Il 50,44 per cento dei soci, pari a 3.586.255 azioni, si è espresso contro la fusione, mentre il 46,74 per cento, pari a 3.323.169 azioni, a favore

«Si tratta di una vittoria abbondante – ha spiegato l’ex presidente Valconca Gianfranco Vanzini in un articolo di Corriere Romagna, contrario al progetto di fusione –. Con questo voto abbiamo sventato la morte della Banca Popolare Valconca. Ora vedremo se riusciamo a farla continuare a vivere», e sull’attuale Cda aggiunge: «Vedremo quali scelte prenderanno, se non faranno nulla oppure si dimetteranno. Certamente, almeno una riflessione dovranno farla».
E adesso Banca d’Italia come si muoverà? Il 5 ottobre scorso aveva rilasciato l’autorizzazione all’operazione di fusione e ora, terminata l’assemblea straordinaria dei soci e raccolto il sonante NO, chissà se la strada indicata verrà definitivamente archiviata (ricordiamo che la fusione era vista da tutti, direttore generale della Valconca Dario Mancini in testa, come l’unica possibile soluzione per dare un futuro alla Valconca).
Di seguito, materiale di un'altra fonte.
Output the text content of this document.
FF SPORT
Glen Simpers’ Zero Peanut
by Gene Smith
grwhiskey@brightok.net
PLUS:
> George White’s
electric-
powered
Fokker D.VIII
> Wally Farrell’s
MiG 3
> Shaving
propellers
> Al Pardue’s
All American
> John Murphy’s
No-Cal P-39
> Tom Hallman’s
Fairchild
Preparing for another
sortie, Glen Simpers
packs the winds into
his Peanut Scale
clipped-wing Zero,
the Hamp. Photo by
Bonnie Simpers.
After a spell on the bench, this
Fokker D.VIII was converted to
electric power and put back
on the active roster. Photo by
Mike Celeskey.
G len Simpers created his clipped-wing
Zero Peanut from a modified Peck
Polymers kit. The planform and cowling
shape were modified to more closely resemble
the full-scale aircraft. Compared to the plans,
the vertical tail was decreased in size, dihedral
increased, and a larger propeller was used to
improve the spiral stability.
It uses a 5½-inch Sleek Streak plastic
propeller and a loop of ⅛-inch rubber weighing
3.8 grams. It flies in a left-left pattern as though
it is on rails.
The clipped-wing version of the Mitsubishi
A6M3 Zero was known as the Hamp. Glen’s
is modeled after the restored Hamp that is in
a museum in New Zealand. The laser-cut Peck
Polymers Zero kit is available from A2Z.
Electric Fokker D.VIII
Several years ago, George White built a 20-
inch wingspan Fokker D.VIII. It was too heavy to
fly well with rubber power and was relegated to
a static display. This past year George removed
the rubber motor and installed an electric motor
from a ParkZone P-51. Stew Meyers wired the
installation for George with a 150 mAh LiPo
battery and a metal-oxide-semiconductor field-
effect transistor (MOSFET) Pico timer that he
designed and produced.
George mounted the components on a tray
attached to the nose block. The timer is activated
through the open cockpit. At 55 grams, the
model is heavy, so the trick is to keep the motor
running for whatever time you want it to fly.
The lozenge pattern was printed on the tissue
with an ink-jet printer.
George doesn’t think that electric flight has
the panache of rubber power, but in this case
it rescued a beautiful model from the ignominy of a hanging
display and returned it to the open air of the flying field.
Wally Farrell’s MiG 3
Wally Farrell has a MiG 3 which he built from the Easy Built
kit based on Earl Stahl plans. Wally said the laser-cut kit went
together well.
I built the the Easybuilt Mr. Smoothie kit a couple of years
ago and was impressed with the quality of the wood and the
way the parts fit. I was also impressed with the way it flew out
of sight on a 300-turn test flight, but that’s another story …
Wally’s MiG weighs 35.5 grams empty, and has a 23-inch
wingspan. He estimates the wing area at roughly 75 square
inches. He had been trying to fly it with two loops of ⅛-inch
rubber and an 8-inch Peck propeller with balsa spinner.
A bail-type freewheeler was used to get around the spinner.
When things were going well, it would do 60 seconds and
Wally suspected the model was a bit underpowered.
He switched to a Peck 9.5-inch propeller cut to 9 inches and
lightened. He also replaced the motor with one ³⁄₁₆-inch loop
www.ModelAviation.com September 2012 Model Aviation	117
Ebbene i soci Valconca, diversamente dai tanti Bpl, non hanno digerito la palese malconvenienza del cambio con le azioni Blu Banca. L’ex Vanzini ha spiegato chiaramente come con la fusione, il 93 per cento del capitale sarebbe stato di proprietà dei soci della Blu Banca, mentre ai soci dell’istituto di credito morcianese, sarebbe rimasto un 7 per cento. Un rapporto che si sarebbe senz’altro ripercosso sui dividendi futuri.

Nel frattempo a Mancini sembra non restare altro che addrizzare il tiro. Lui che due anni fa decantava la sana gestione Valconca e il bilancio in buona salute, lui che prima della fusione parlava di situazione compromessa a tal punto da vedere nella fusione la sola via d’uscita. Le sue prime parole a caldo dopo aver incassato la sonante stangata dai soci sono state: «La fusione non è passata e andremo avanti con le nostre forze». (Sicuramente la Valconca andrà avanti ma più di qualcuno non disdegna un periodo di commissariamento letto quasi come il classico periodo di riflessione tra due ex innamorati che preferiscono non rincollare i pezzi di una relazione ormai rotta. Mancini per mantenersi almeno apparentemente coerente ha aggiunto «Il fronte del no ha prevalso ma senza un motivo. Evidentemente la trasparenza non ha pagato. Andremo comunque avanti con forza».

E il presidente della Bpl Capecelatro che si era già “apparecchiato” nel Cda Valconca nonostante l’evidente conflitto d’interessi che cosa farà? Assaporato il pre aperitivo, non ha potuto apprezzare le portate più ricche… i soci hanno tenuto ben salde le redini di una banca che vuole mantenere la propria autonomia senza essere fagocitata da chicchessia o da certi strani soggetti il cui modus operandi poco trasparente è stato già messo nero su bianco in un verbale stilato, sembrerebbe obtortocollo, da Banca d’Italia che ha bacchettato la governance Bpl senza prendere provvedimenti concreti per “punire” gli errori commessi dai singoli. Anzi c’è anche chi aveva il dovere di investigare ma ahinoi, invece, ha trovato un posto sicuro in banca per il suo pupillo. D’altronde non è la prima volta che lo diciamo: «I figli so’ piezz’e core».